49.3, c'est quoi ? D'abord un petit rappel de texte : "Recourir au 49.3 signifie que le gouvernement n'a pas de majorité positive pour faire adopter un texte. Avec cet article, il souhaite contraindre sa majorité non pas à voter pour le texte mais pour la survie du gouvernement. Le 49-3 n'a pas été imaginé contre l'opposition, mais contre la majorité."

"Si la majorité va au bout de son hostilité, le gouvernement renversé". Avec le 49.3, on observe ainsi un double glissement. D'une part sur l'objet du débat : il ne s'agit plus du texte mais du gouvernement, ce qui fait que si la majorité va au bout de son hostilité, elle renverse le gouvernement. D'autres part, il y a un glissement en ce qui concerne le calcul des voix. Avec le 49.3, le gouvernement attend le dépôt d'une motion de censure à son encontre, signée par au moins un dixième des députés. "Pour une motion de gauche, il faudrait que des communistes, des socialistes et des écologistes s'associent", par exemple, indique le professeur de droit. La droite pourrait aussi en être à l'initiative, mais "si la droite la dépose, la gauche votera-t-elle la motion  ?", s'interroge le spécialiste.

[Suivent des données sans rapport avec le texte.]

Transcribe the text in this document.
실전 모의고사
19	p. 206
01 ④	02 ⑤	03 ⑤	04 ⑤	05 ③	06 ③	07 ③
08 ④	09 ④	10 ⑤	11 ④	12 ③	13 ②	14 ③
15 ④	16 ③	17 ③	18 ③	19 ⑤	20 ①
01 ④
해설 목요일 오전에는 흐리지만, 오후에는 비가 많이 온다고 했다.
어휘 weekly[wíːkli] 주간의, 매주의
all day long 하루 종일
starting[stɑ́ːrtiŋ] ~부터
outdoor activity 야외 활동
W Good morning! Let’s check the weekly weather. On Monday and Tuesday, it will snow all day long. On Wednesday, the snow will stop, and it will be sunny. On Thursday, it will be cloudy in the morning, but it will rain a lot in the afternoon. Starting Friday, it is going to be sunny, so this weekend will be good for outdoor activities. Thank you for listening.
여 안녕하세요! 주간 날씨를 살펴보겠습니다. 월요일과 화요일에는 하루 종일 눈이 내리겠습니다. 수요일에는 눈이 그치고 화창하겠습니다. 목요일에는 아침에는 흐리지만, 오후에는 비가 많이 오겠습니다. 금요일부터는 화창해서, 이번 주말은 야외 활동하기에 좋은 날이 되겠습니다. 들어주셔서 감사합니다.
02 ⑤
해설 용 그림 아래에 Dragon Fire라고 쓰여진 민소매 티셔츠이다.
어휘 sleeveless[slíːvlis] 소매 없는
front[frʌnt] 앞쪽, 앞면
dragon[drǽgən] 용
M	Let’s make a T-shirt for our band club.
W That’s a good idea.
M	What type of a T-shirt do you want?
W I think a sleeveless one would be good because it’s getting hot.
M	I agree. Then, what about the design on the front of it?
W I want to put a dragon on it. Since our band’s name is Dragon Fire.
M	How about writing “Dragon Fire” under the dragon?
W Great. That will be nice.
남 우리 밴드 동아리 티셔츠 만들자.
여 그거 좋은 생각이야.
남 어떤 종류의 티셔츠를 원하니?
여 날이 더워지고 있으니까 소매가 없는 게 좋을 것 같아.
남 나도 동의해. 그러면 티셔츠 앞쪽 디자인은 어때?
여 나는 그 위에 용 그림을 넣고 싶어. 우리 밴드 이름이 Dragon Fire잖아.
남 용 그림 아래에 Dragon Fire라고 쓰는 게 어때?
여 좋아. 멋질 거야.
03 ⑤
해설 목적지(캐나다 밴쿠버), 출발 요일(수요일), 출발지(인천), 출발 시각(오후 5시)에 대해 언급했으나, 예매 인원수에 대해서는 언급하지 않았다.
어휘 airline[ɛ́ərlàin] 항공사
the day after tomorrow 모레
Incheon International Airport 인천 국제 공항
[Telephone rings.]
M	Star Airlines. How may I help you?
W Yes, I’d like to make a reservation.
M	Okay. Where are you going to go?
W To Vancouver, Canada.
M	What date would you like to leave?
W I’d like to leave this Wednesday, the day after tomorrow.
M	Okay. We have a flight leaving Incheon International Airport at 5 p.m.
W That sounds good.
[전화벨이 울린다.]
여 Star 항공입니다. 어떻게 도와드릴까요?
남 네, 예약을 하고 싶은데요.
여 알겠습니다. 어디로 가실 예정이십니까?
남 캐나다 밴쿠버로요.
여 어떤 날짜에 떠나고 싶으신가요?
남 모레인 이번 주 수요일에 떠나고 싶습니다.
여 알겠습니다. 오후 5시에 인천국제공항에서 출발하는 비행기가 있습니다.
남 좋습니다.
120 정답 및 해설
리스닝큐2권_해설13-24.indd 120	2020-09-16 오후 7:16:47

"Arrêter les frais ?". Si oui, Dominique Rousseau voit poindre une crise politique très grave. Toutefois, tempère-t-il, "Manuel Valls n'aurait-il pas intérêt à arrêter les frais ? De même, les frondeurs n’ont-ils pas intérêt à faire tomber le gouvernement ?" Depuis deux ans, analyse le spécialiste, il n'y a pas de majorité. "Cela pourra-t-il durer encore un an ? L'article 49.3, c'est aussi l'illustration du défaut d'autorité de Manuel Valls. Passer en force avec le 49.3, c'est la manifestation d'une survie artificielle d'un gouvernement présidentiel minoritaire, c'est de l'acharnement thérapeutique."